Mitarbeiter einer Spezialfirma beim Aufbau des 600-Tonnen-Krans im Westhafen. ▪
Dann soll er den rund 400 Tonnen schweren Reservetransformator, der bislang am Gersteinwerk der RWE Power AG in Werne-Stockum lagerte, auf einen Ponton hieven. Von Hamm geht‘s dann weiter zum Gemeinschaftskraftwerk der RWE Power AG und der Evonik Steag GmbH nach Bergkamen-Heil.
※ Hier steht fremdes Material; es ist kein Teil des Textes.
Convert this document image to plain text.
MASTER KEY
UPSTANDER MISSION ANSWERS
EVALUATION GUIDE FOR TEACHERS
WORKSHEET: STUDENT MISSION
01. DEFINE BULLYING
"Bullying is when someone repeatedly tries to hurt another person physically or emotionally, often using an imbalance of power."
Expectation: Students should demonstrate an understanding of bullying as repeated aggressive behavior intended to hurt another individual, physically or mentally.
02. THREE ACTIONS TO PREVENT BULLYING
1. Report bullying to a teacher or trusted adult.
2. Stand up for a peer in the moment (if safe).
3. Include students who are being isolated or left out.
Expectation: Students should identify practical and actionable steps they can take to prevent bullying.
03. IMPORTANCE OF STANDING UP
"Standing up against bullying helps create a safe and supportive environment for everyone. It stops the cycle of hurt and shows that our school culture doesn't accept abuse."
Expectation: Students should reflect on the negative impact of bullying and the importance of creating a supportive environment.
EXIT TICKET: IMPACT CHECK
Dort war am 14. Juli ein Blitz in die Hochspannungsleitung eingeschlagen und hatte den Maschinentransformator beschädigt. Seitdem steht das Kraftwerk still. „Ohne den Transformator kommt der Strom nicht ins Netz, denn dieses Gerät ist dazu da, den im Kraftwerk erzeugten Strom auf die Spannung des normalen Stromnetzes zu bringen“, hieß es beim Unternehmen.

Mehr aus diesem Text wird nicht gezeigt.